Выбрать главу

Когда он совсем освоился в восприятии, вытеснив из памяти всех предыдущих актрис, он понял, что ему нравится эта Лаубе, интересно, кто она по национальности? Немка? Прибалтийка? Красивый голос, из тех, что особенно хороши в нижнем регистре. Мальчик из нее что надо... Хотя и женское в ней, спрятавшись в мужской наряд, очень даже возбуждает. Такого подарка от театра он, честно говоря, не ждал. За полтора рубля – и такие молодые эмоции! Его тут недавно настигло сорокапятилетие. Жил-жил и не заметил, как... Жена с чего-то вдруг засуетилась, а до этого было, между прочим, и сорок, и тридцать пять... Он понял: радостно-нервной возней вокруг его лет жена как бы утвердила некий переход в другое его время. Она его назвала, время, так: «можно перестать себя расчесывать и сдирать струпья». Никогда до этого, никогда... они не говорили про это – про расчесывание и струпья. Но ведь несказанное, оно было в нем, было! Горе-злосчастье неслучившегося, несовершенного, горе ушедшего как песок времени. Вадим Петрович Иванов с нежным шуршанием ссыпался, стекал в узкое горлышко никуда, и сколько там его осталось в воронке жизни?

А тут – на тебе... Такое волнение от женщины-артистки. Существа других неведомых реальностей, существа, принадлежащего, так сказать, всем сразу. И вот оно, существо артистки, вызывает в нем совершенно частную, индивидуальную мужскую нежность, до такой степени не поделенную со всеми, что даже удивительно присутствие других людей слева и справа...

Надо ли говорить, что Вадим Петрович поперся к служебному входу и вырос там под фонарным столбом? Надо ли говорить, что незнаменитый театр такими «сырами» – по-нынешнему фанатами – избалован не был, что под фонарем он был один – немолодой мужчина провинциального вида: в шапке из зайца, которую напялила на него жена, потому как Ленинград – город сырости и туберкулеза. Другой бы, может, и оспорил мотивацию уже неновой шапки, но он принял треух, как принимал от жены все по праву младшего (хотя жена была моложе его на пять лет), а потому осведомленного о жизни меньше. Жена же знала практически все: Ленинград – город туберкулеза. Одесса – сифилиса. Москва – гастрита. Свердловск – аллергии. Элиста – гепатита. Астрахань – дизентерии. Такой была табель о болезнях его командировок. Поэтому в тот день заячья ушанка под полной луной поблескивала основательной вытертостью, в день серпомесяца это могло и не обнаружиться.

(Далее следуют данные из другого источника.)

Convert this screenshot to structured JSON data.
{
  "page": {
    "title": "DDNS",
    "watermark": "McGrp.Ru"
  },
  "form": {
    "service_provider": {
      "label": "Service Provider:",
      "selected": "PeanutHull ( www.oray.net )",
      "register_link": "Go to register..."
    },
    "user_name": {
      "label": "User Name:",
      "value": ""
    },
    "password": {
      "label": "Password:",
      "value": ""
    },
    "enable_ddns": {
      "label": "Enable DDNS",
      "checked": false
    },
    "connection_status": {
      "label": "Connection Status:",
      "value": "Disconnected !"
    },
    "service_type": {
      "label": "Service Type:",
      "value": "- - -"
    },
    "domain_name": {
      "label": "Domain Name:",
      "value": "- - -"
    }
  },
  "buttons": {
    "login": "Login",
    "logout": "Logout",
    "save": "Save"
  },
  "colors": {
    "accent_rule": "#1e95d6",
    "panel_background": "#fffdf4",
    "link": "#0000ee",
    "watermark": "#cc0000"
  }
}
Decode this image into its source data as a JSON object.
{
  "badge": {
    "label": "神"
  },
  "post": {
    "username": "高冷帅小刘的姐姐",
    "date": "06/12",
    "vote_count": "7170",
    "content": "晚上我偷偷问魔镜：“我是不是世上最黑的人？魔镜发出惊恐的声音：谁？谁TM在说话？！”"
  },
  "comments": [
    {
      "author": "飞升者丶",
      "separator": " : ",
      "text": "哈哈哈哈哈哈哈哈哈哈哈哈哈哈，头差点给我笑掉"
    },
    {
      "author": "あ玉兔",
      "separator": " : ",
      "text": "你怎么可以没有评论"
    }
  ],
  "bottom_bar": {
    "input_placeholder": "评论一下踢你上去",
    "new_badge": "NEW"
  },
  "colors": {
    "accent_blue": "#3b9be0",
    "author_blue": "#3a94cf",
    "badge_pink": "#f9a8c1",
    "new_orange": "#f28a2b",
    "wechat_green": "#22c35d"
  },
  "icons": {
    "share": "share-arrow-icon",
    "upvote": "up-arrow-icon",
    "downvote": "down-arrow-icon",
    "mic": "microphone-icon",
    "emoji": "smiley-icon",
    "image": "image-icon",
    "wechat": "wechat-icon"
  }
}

Они – актеры – вышли компанией, и он пошел следом. Они сели в троллейбус, и он вошел в него, тем более что это был его троллейбус. Конечно, все сошли на одной остановке, потому что он уже в дороге сообразил: скорее всего артисты живут в его гостинице. Он не решился подниматься с ними в одном лифте, но, когда вышел на своем этаже, она разговаривала с впередсмотрящей и на его вежливое «добрый вечер!» улыбнулась вполне дружественно. А потом они шли вместе по коридору и выяснилось, что соседи. Вадим Петрович хотел сказать, что был на спектакле, но растерялся, не знал, как оформить в слова то, что спектакля он не видел, а видел и чувствовал только ее, но его заколдобило: будет ли правильным сообщить именно это – уж очень признание может быть похоже на обман, а что есть лесть как не обман? – но сама мысль о возможности обмана просто не помещалась в том человеке, который ломал ключ, чтоб открыть дверь.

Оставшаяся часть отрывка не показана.